Vinte anos sem Bolaño, o escritor e poeta que revitalizou a literatura latino-americana

Foto: AFP.
Dado que este 15 de julho completa 20 anos de sua morte e 28 de abril completaria 70 anos de vida, este 2023 é um “ano de Bolaño” que convida a revisitar a obra do narrador e poeta chileno Roberto Bolaño, para descubra sua influência na literatura latino-americana e seu desembarque no mundo editorial anglo-saxão.
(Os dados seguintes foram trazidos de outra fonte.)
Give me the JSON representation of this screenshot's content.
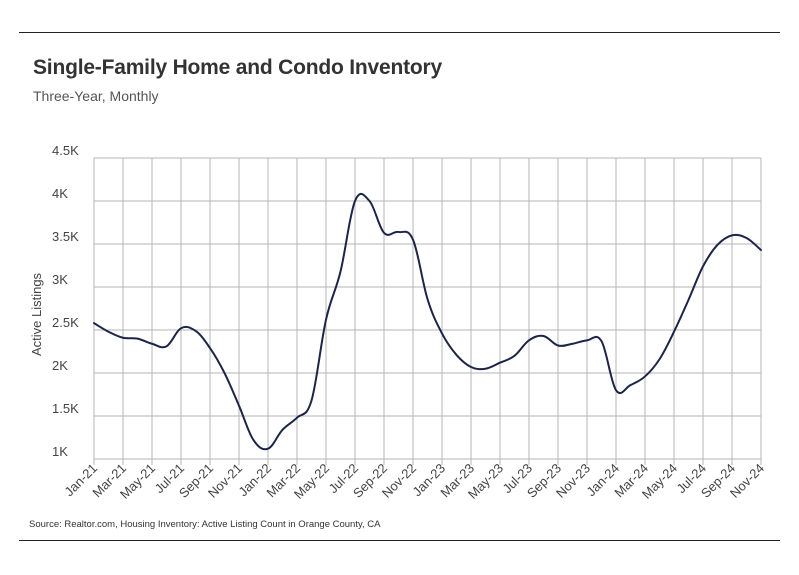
{
  "header": {
    "title": "Single-Family Home and Condo Inventory",
    "subtitle": "Three-Year, Monthly"
  },
  "footer": {
    "source": "Source: Realtor.com, Housing Inventory: Active Listing Count in Orange County, CA"
  },
  "colors": {
    "series": "#1c2547",
    "grid": "#b5b5b5",
    "rule": "#222222"
  },
  "chart_data": {
    "type": "line",
    "title": "Single-Family Home and Condo Inventory",
    "subtitle": "Three-Year, Monthly",
    "xlabel": "",
    "ylabel": "Active Listings",
    "ylim": [
      1000,
      4500
    ],
    "yticks": [
      1000,
      1500,
      2000,
      2500,
      3000,
      3500,
      4000,
      4500
    ],
    "ytick_labels": [
      "1K",
      "1.5K",
      "2K",
      "2.5K",
      "3K",
      "3.5K",
      "4K",
      "4.5K"
    ],
    "xtick_labels": [
      "Jan-21",
      "Mar-21",
      "May-21",
      "Jul-21",
      "Sep-21",
      "Nov-21",
      "Jan-22",
      "Mar-22",
      "May-22",
      "Jul-22",
      "Sep-22",
      "Nov-22",
      "Jan-23",
      "Mar-23",
      "May-23",
      "Jul-23",
      "Sep-23",
      "Nov-23",
      "Jan-24",
      "Mar-24",
      "May-24",
      "Jul-24",
      "Sep-24",
      "Nov-24"
    ],
    "grid": true,
    "legend": "none",
    "x": [
      "Jan-21",
      "Feb-21",
      "Mar-21",
      "Apr-21",
      "May-21",
      "Jun-21",
      "Jul-21",
      "Aug-21",
      "Sep-21",
      "Oct-21",
      "Nov-21",
      "Dec-21",
      "Jan-22",
      "Feb-22",
      "Mar-22",
      "Apr-22",
      "May-22",
      "Jun-22",
      "Jul-22",
      "Aug-22",
      "Sep-22",
      "Oct-22",
      "Nov-22",
      "Dec-22",
      "Jan-23",
      "Feb-23",
      "Mar-23",
      "Apr-23",
      "May-23",
      "Jun-23",
      "Jul-23",
      "Aug-23",
      "Sep-23",
      "Oct-23",
      "Nov-23",
      "Dec-23",
      "Jan-24",
      "Feb-24",
      "Mar-24",
      "Apr-24",
      "May-24",
      "Jun-24",
      "Jul-24",
      "Aug-24",
      "Sep-24",
      "Oct-24",
      "Nov-24"
    ],
    "series": [
      {
        "name": "",
        "values": [
          2580,
          2480,
          2410,
          2400,
          2340,
          2310,
          2520,
          2490,
          2290,
          2000,
          1620,
          1220,
          1120,
          1340,
          1480,
          1680,
          2620,
          3180,
          4000,
          4000,
          3630,
          3640,
          3550,
          2860,
          2460,
          2210,
          2070,
          2050,
          2120,
          2200,
          2380,
          2430,
          2320,
          2340,
          2380,
          2370,
          1800,
          1860,
          1960,
          2160,
          2480,
          2850,
          3240,
          3490,
          3600,
          3570,
          3430
        ]
      }
    ]
  }
}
Após sua morte, sua influência literária se expandiu em todo o mundo: seus livros foram traduzidos para vários idiomas, incluindo inglês, francês, alemão, italiano, lituano e holandês, entre outros. E além das traduções, a durabilidade e relevância de sua escrita fizeram dele um escritor universal, cujo impacto transcende barreiras geográficas e culturais. É assim que ele encontra novas leituras de sua obra, que aborda vida, morte, amor, sexo, livros, palavras, liberdade, miséria com histórias em que muitos personagens são escritores ou estão ligados ao mundo editorial.* 100004*
Roberto Bolaño Ávalos, nascido em Santiago em 1953, era o filho mais velho de León Bolaño, caminhoneiro e ex-boxeador profissional, e da professora Victoria Ávalos. Embora tenha nascido na capital chilena, nunca lá morou e, morando no México desde os 13 anos, considerava-se um autor latino-americano.

Aos quinze anos e apesar de ter um desempenho acadêmico exemplar, anunciou aos pais que abandonaria o ensino médio: queria ser escritor e, para isso, precisava viver como tal. Ele elaborou seu próprio currículo e mergulhou na leitura de muitos de seus autores favoritos, incluindo Nicanor Parra, Mario Santiago, Jorge Luis Borges, Philip Dick, Edgar Allan Poe, Raymond Carver e Arthur Rimbaud, de quem se tornou seu alter ego literário, Arturo Belano. Trabalhou como garçom, lavador de pratos e atendente de carro, enquanto escrevia à noite. Apesar da incerteza económica, nunca perdeu o entusiasmo nem a vocação literária.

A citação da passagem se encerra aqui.